-
E no, Kobitko, takie wpadki, to ja też bym chciała zaliczać :D Trzymasz się świetnie!
A Bieszczadki to ja lubię, spędziłam tam część dzieciństwa, bo mam w tych okolicach rodzinkę. I w wakacje chodziłam sobie po górkach.

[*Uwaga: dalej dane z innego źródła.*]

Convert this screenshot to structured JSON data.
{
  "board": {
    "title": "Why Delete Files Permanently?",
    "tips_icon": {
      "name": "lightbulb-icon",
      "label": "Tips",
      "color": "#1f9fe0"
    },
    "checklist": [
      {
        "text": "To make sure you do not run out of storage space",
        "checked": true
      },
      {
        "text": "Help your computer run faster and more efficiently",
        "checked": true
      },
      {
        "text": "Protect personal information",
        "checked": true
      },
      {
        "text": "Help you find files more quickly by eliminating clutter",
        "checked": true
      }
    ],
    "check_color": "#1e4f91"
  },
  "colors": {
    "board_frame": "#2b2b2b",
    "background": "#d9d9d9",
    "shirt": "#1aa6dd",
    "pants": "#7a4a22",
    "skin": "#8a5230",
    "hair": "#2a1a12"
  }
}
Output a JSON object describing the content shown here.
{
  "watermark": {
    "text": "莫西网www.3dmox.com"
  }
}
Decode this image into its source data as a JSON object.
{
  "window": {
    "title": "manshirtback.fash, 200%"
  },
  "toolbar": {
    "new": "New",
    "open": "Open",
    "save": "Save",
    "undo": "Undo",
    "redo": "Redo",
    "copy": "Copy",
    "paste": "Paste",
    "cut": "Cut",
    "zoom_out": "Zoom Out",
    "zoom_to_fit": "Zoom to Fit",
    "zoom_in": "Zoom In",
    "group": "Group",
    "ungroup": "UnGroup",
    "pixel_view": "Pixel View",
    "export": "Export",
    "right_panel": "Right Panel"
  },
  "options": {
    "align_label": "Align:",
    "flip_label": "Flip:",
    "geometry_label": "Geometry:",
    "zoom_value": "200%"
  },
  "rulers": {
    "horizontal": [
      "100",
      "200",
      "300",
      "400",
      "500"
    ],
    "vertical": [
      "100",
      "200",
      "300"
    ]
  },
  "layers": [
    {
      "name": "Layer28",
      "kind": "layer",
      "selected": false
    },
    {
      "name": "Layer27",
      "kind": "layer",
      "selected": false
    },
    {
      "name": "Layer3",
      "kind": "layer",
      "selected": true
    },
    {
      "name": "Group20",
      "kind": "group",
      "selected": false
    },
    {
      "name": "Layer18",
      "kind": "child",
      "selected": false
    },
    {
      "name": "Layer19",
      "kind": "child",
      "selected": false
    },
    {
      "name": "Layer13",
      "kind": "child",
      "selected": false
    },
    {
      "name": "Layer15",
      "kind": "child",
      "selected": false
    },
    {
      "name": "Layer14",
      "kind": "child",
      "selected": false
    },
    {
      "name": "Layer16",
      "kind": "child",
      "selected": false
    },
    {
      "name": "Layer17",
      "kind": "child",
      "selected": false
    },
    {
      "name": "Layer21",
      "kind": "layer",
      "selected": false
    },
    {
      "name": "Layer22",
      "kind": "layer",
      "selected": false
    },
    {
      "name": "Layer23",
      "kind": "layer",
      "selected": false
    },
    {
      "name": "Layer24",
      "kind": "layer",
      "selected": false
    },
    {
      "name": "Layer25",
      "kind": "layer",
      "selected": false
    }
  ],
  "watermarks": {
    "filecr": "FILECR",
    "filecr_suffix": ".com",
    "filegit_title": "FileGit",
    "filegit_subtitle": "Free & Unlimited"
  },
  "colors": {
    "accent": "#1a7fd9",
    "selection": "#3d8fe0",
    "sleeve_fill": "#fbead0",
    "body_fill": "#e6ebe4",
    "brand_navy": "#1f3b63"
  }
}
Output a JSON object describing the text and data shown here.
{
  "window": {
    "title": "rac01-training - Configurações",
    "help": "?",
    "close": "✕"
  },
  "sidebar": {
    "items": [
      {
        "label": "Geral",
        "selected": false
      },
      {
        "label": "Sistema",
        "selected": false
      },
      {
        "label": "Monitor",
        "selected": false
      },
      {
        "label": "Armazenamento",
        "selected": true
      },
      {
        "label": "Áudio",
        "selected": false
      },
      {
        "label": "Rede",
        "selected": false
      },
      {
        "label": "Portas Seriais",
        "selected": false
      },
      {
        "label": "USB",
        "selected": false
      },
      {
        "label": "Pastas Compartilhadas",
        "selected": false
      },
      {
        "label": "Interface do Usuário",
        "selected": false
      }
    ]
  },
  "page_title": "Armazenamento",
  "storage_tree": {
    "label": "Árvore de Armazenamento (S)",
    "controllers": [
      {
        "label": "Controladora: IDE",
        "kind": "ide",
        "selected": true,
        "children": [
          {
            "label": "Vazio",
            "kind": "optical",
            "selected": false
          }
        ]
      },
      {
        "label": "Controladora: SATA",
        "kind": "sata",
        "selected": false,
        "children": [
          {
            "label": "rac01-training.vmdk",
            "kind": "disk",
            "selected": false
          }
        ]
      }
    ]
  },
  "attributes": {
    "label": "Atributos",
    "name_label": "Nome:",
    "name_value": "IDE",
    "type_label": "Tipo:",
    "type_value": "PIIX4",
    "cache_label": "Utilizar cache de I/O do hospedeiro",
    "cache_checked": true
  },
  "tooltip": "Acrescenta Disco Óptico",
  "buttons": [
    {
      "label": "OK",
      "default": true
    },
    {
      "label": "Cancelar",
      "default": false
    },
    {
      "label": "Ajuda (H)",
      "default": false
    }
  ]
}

Fakt, że łagodne, ale swój urok mają :D A Tatry na przyszłosc polecam... po takiej wyprawie człowiek czuje, że żyje :D
-
Wczoraj nie napisałam nic, bo internet odmówił posłuszeństwa :/
Maggieuk, pewnie faktycznie kawa bez cukru jest dobra, ale dopiero jak się organizm przyzwyczai do jej nowego smaku :D mój coś nie może... ale ta jedna łyżeczka myślę dziennie nie robi wielkiej szkody... hyhy mam taką nadzieję :D
Antestor, dzięki, Tobie też świetnie idzie! Bieszczady śliczne zgadzam się ;) a w Tatry jadę w przyszłym tygodniu! Wprawdzie na dwa dni tylko, ale zawsze :D juz nie mogę się doczekać...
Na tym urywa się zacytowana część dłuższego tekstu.